Ele ressaltou que a violência tem aumentado no Estado e que o Governo não tem conseguido diminuir o avanço dos casos e que por isso seria necessário fiscalizar as denúncias de Ciro Gomes, chamando o comando da Polícia Militar, assim como o secretário de Segurança Pública, Francisco Bezerra, para se pronunciar a respeito do tema violência.
Segundo Ciro Gomes denunciou, existe dentro da Polícia Militar, uma milícia atuando em afinidade com o narcotráfico “e com bandidos”. Há, inclusive, conforme disse, listas de pessoas “assaltáveis” para causar comoção na cidade.
“Estamos achando um a um dessa milícia e vamos cortar a cabeça dessa cobra”, acusou Ciro Gomes que ainda emendou. “O chefe da milícia é esse Wagner.
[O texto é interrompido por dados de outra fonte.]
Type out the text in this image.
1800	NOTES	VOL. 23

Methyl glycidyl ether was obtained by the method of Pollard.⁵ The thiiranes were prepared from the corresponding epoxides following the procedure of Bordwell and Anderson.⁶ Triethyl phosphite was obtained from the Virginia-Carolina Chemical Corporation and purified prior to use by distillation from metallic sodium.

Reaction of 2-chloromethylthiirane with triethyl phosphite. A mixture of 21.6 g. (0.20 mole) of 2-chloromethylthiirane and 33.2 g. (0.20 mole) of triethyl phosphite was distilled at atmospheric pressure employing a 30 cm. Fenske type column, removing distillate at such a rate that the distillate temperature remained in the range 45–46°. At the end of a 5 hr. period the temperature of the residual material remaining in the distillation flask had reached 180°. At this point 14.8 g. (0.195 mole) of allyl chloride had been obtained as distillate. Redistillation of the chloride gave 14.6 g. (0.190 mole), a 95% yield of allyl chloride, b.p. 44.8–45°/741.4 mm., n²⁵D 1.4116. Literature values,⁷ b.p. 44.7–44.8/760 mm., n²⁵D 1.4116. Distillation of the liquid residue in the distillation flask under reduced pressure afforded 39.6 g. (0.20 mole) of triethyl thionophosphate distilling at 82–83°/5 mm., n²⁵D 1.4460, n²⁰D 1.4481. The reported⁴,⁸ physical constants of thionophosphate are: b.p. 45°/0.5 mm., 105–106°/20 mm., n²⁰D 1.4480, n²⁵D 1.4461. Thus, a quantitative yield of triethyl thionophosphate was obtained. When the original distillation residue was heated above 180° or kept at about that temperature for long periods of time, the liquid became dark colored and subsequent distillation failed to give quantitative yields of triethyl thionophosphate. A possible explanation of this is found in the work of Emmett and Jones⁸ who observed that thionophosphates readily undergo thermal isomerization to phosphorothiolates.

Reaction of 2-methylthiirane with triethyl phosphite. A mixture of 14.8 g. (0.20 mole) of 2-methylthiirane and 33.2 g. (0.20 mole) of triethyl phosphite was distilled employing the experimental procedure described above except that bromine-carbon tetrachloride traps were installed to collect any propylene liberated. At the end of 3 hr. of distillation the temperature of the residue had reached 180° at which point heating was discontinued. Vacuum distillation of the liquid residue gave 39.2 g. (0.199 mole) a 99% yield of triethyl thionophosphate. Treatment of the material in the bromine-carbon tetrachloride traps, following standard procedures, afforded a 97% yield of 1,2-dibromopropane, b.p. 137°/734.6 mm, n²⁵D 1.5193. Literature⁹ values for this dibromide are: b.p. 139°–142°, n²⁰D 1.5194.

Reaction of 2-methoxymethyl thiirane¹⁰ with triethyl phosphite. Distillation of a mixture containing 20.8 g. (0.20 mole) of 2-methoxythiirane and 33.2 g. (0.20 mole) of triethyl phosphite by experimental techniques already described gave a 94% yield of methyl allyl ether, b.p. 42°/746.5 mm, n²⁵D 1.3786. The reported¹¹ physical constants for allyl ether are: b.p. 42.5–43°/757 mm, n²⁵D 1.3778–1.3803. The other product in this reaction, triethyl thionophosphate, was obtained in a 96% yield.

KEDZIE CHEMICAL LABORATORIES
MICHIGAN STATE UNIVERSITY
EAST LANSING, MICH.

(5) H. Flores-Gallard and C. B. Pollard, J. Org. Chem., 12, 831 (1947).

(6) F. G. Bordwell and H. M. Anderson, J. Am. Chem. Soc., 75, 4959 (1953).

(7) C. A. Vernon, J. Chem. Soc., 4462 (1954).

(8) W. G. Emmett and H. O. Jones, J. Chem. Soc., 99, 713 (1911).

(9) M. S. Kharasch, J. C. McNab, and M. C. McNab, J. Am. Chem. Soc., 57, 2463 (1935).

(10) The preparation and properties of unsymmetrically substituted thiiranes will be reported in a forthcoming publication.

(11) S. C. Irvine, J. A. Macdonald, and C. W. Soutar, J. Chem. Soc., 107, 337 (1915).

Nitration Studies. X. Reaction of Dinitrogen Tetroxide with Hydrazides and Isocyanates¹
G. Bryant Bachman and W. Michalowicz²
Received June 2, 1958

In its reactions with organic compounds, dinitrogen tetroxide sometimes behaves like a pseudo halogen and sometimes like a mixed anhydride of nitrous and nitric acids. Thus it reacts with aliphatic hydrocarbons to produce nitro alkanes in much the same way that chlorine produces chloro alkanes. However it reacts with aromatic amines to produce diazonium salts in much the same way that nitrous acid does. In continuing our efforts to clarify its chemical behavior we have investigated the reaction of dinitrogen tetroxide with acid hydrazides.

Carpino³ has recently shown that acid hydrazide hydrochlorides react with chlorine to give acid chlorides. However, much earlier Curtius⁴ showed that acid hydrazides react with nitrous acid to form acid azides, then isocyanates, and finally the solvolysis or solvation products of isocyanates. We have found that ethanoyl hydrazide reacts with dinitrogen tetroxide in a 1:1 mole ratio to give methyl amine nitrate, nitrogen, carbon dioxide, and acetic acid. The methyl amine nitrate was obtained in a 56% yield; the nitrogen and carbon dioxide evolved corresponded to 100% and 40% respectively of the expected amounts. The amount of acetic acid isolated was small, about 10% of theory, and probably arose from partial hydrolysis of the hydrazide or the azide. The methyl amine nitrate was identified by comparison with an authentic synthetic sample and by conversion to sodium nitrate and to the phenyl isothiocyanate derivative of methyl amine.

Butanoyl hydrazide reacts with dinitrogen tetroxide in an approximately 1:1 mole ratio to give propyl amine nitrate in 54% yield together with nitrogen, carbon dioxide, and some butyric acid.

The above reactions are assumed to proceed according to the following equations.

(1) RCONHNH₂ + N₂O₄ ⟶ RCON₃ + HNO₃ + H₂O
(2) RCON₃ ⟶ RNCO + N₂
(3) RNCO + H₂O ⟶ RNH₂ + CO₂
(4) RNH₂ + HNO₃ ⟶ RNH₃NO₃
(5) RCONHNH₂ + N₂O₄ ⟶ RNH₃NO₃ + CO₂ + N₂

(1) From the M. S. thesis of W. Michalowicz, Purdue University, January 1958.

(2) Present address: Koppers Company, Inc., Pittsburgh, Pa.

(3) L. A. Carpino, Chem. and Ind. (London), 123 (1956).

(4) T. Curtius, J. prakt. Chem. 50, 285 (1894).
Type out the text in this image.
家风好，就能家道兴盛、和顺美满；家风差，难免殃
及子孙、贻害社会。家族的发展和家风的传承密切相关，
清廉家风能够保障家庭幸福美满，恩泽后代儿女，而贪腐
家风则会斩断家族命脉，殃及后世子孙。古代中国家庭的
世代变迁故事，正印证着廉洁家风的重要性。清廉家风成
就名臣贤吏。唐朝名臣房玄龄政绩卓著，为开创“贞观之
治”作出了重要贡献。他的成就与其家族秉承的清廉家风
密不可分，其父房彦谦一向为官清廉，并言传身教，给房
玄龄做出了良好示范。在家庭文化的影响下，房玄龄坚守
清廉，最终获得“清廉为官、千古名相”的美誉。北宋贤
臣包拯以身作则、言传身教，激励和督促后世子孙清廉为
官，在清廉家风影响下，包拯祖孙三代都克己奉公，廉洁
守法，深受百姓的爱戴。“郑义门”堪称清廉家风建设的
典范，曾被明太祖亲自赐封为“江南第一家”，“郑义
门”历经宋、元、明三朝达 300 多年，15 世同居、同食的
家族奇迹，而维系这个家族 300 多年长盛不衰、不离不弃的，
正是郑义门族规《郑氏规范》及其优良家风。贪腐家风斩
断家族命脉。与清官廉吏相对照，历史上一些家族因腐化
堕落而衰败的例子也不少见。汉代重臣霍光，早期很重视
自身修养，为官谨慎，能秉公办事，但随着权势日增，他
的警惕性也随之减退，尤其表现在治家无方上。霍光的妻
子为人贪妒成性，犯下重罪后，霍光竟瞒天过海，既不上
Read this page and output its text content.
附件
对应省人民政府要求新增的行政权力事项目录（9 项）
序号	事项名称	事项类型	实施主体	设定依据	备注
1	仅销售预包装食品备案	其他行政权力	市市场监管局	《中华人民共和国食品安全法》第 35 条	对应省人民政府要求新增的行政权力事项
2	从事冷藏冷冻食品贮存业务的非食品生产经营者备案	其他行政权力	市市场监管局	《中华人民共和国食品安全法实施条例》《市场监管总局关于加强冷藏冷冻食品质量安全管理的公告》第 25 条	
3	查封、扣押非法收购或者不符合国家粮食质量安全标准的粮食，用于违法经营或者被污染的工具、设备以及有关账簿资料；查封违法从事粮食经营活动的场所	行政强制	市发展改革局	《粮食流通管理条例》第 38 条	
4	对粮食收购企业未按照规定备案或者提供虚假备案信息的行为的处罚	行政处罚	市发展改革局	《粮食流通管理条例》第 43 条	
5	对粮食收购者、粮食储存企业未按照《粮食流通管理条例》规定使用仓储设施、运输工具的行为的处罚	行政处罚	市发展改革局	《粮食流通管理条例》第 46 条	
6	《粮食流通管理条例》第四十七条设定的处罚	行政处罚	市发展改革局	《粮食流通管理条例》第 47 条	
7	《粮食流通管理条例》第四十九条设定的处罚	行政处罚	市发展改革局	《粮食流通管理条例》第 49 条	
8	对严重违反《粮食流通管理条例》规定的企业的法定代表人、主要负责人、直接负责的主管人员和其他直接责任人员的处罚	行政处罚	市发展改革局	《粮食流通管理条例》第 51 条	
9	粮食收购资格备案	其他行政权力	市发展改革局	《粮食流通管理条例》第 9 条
Esse vereador picareta”, disparou ele, contra o vereador Wagner Sousa, que tem atuado como um dos principais opositores de Cid Gomes.
Questionado sobre uma possível paralisação da Polícia Militar, Ciro foi enfático: “cabeças rolarão”.
Câmara de Fortaleza
Vereador Eulógio Neto (PSC) pediu à Mesa Diretora da Câmara Municipal de Fortaleza que “convoque” o ex-deputado federal e ex-ministro Ciro Gomes (PSB) para vir ao plenário esclarecer as denúncias contra o vereador Capitão Wagner (PR), de que o republicano seria “chefe de milícia” que supostamente existe dentro da Polícia Militar.
Sobre o caso, os vereadores João Alfredo (PSOL-CE) e Guilherme Sampaio (PT-CE) também se manifestaram e pediram investigação sobre o caso, de forma que o Capitão Wágner tenha direito a ampla defesa.